Iglesias quemadas y sacerdotes asesinados en la región Somalí de Etiopía

(ADI).- Una oleada de violencia en la región de Somalí, en el este de Etiopía, dejó varios muertos y algunos edificios e iglesias quemados después de que un líder local amenazase con la secesión de la zona.

Las tensiones, que han provocado la intervención del Ejército, se dispararon en la región, popularmente conocida como Ogadén, este fin de semana cuando el administrador jefe de esta región, Abdi Mohamud Omar, al que se conoce como Abdi Illey, amenazó con invocar un artículo constitucional que permite la secesión regional.

El líder dimitió el lunes tras haber sido puesto bajo custodia gubernamental el sábado para “prevenir posibles baños de sangre en la región”, según una fuente gubernamental.

La capital de Somalí, Jigjiga, lleva varios días sumida en un caos de violencia entre los seguidores del líder regional y los que apoyan al actual Gobierno etíope, enfrentamientos que han dejado varios muertos, según organizaciones locales, y han provocado varios actos de vandalismo con quema de edificios e iglesias.

El patriarca de la Iglesia Ortodoxa Etíope, Abune Mathias, informó que siete templos de la zona han sido completamente arrasados y que había “un número indeterminado” de muertos por la violencia, entre ellos algunos sacerdotes.

La violencia, que se ha extendido a otras localidades de la zona, también ha dejado 10 muertos en la ciudad oriental de Dire Dawa después de que prendiesen llamas a sus casas, según dijo un comisario de la Policía a la prensa.

El Ejército ha tomado el mando de los servicios de seguridad de la zona y trata de calmar la situación, según un portavoz del Gobierno regional.

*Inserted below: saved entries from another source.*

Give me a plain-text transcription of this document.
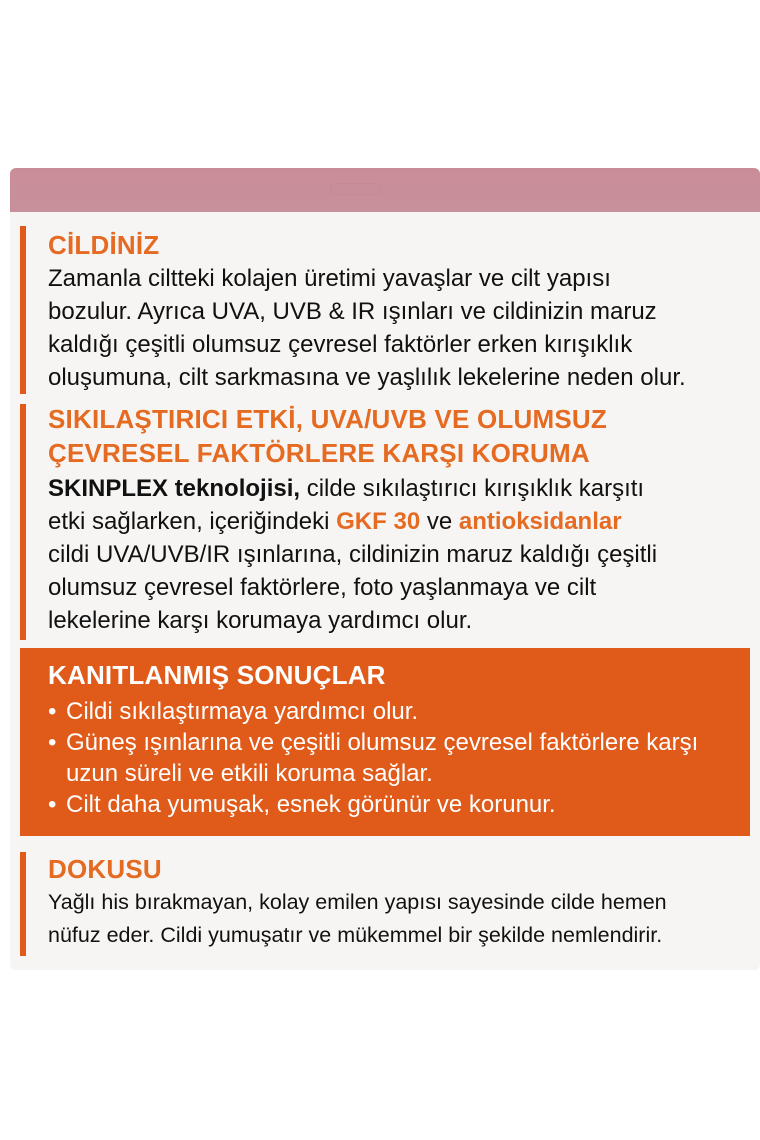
CİLDİNİZ
Zamanla ciltteki kolajen üretimi yavaşlar ve cilt yapısı
bozulur. Ayrıca UVA, UVB & IR ışınları ve cildinizin maruz
kaldığı çeşitli olumsuz çevresel faktörler erken kırışıklık
oluşumuna, cilt sarkmasına ve yaşlılık lekelerine neden olur.
SIKILAŞTIRICI ETKİ, UVA/UVB VE OLUMSUZ
ÇEVRESEL FAKTÖRLERE KARŞI KORUMA
SKINPLEX teknolojisi, cilde sıkılaştırıcı kırışıklık karşıtı
etki sağlarken, içeriğindeki GKF 30 ve antioksidanlar
cildi UVA/UVB/IR ışınlarına, cildinizin maruz kaldığı çeşitli
olumsuz çevresel faktörlere, foto yaşlanmaya ve cilt
lekelerine karşı korumaya yardımcı olur.
KANITLANMIŞ SONUÇLAR
• Cildi sıkılaştırmaya yardımcı olur.
• Güneş ışınlarına ve çeşitli olumsuz çevresel faktörlere karşı uzun süreli ve etkili koruma sağlar.
• Cilt daha yumuşak, esnek görünür ve korunur.
DOKUSU
Yağlı his bırakmayan, kolay emilen yapısı sayesinde cilde hemen
nüfuz eder. Cildi yumuşatır ve mükemmel bir şekilde nemlendirir.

Abdi Illey amenazó al Gobierno con invocar el artículo 39 de la Constitución federal etíope, que permite a las administraciones regionales el derecho a la autodeterminación hasta la secesión bajo algunas condiciones, que incluyen un referéndum regional y la aprobación por dos tercios del Gobierno de la región, antes de que pueda ser llevado al Ejecutivo estatal para su aprobación o denegación.

El administrador jefe de Somalí lleva desde 2010 controlando esta región, que es la más grande en extensión de Etiopía, y es próximo a viejas guardias de la coalición gobernante, el Frente Democrático Revolucionario del Pueblo Etíope (EPRDF), que han sido expulsados por el nuevo primer ministro, Abiy Ahmed.

Además, Abdi Illey utiliza a la Policía Liyu para tratar de no introducir las medidas reformista de Abiy.

La Policía “Liyu”, que significa “especial” en amárico, se estableció como una fuerza paramilitar antiterrorista para combatir al Frente Nacional de Liberación de Ogadén (ONLF), un partido político con tintes separatistas.

Sobre las milicias Liyu hay informes de organizaciones internacionales de derechos humanos que denuncian torturas contra la población, violaciones y asesinatos extrajudiciales.